Total income, however, increased to ₹21,362.54 crore last fiscal from ₹19,550.42 crore in the previous financial year. It has recommended dividend of 20 per cent or ₹2 a share. Arun Kaul, CMD of the bank, said at a press conference that a slide in interest-free Iran deposits (for imports in rupee terms) on account of fall in crude oil prices, has “significantly impacted” the bank’s bottom-line.
Higher NPA provisioning also caused lower profits. NPA provisioning for the last year was ₹1,836 crore, up from previous year’s ₹1,419 crore. Kaul said that from a peak of ₹23,000 crore, Iran deposits currently stood at around ₹17,000 crore. UCO is the settlement bank for rupee trade (45 per cent of the total) between the two countries. Sluggish demand for loans coupled with burgeoning NPA queered the pitch for the performance of the bank. A substantial portion of the NPA was because of fresh slippage, including restructured loans. Power, steel and road sectors all saw fresh slippages.

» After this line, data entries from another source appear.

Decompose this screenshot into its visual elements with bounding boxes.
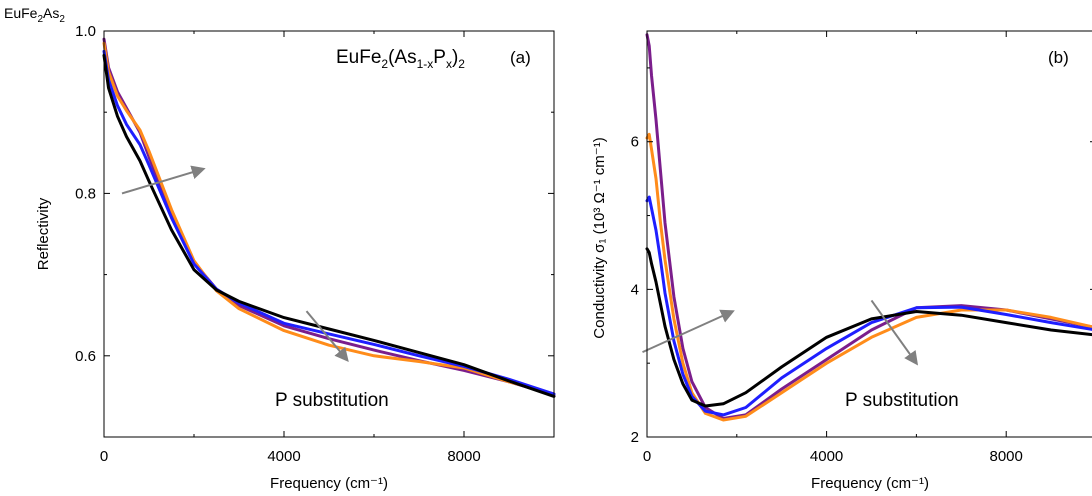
panel-a-y-tick-label: 1.0 [75,23,96,40]
panel-b-series-line-3 [645,247,1092,408]
panel-b-conductivity: 0 4000 8000 2 4 6 (b) P substitution Frequenc… [591,30,1092,492]
panel-b-series-line-2 [645,195,1092,417]
panel-a-annotation: P substitution [275,390,389,411]
corner-label: EuFe2As2 [4,5,65,25]
panel-b-y-axis-label: Conductivity σ₁ (10³ Ω⁻¹ cm⁻¹) [591,137,608,338]
panel-b-arrow-0 [642,309,735,354]
panel-b-series-line-1 [645,132,1092,422]
panel-a-letter: (a) [510,48,531,67]
panel-a-series-group [102,37,556,398]
panel-a-y-tick-label: 0.8 [75,185,96,202]
panel-a-x-tick-label: 8000 [447,448,480,465]
panel-a-arrow-1 [305,310,349,363]
panel-b-x-tick-label: 8000 [990,448,1023,465]
panel-b-series-group [645,33,1092,422]
panel-a-y-axis-label: Reflectivity [35,197,52,270]
panel-b-ticks-group: 0 4000 8000 2 4 6 [631,31,1092,465]
panel-b-arrows-group [642,299,919,366]
panel-b-x-tick-label: 4000 [810,448,843,465]
panel-b-annotation: P substitution [845,390,959,411]
panel-b-arrow-1 [870,299,919,366]
panel-b-y-tick-label: 4 [631,281,639,298]
panel-a-title: EuFe2(As1-xPx)2 [336,47,465,71]
panel-b-x-axis-label: Frequency (cm⁻¹) [811,475,929,492]
panel-a-y-tick-label: 0.6 [75,348,96,365]
panel-b-series-line-0 [645,33,1092,420]
panel-a-series-line-2 [102,49,556,396]
panel-b-frame [646,30,1092,438]
panel-a-ticks-group: 0 4000 8000 0.6 0.8 1.0 [75,23,554,465]
panel-a-frame [103,30,555,438]
panel-b-letter: (b) [1048,48,1069,67]
panel-a-x-tick-label: 4000 [267,448,300,465]
panel-a-arrow-0 [121,165,206,195]
panel-b-x-tick-label: 0 [643,448,651,465]
panel-a-arrows-group [121,165,349,363]
panel-a-series-line-3 [102,53,556,398]
panel-a-reflectivity: 0 4000 8000 0.6 0.8 1.0 EuFe2(As1-xPx)2 (a) P… [35,23,556,492]
panel-b-y-tick-label: 6 [631,134,639,151]
panel-a-x-axis-label: Frequency (cm⁻¹) [270,475,388,492]
panel-a-x-tick-label: 0 [100,448,108,465]
panel-b-y-tick-label: 2 [631,429,639,446]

In 2014-15, fresh NPA addition was of ₹7,551 crore, of which slippage from restructured loans to the NPA category was ₹2,559 crore.
To top it all, the bank faced problems in offloading non-performing loan assets to ARCs. During financial year 2015, the bank sold assets worth ₹483.77 crore to ARCs as against ₹1,869.06 crore in the previous year.
The UCO Bank stock declined 8.22 per cent to ₹56.95 on the BSE on Tuesday.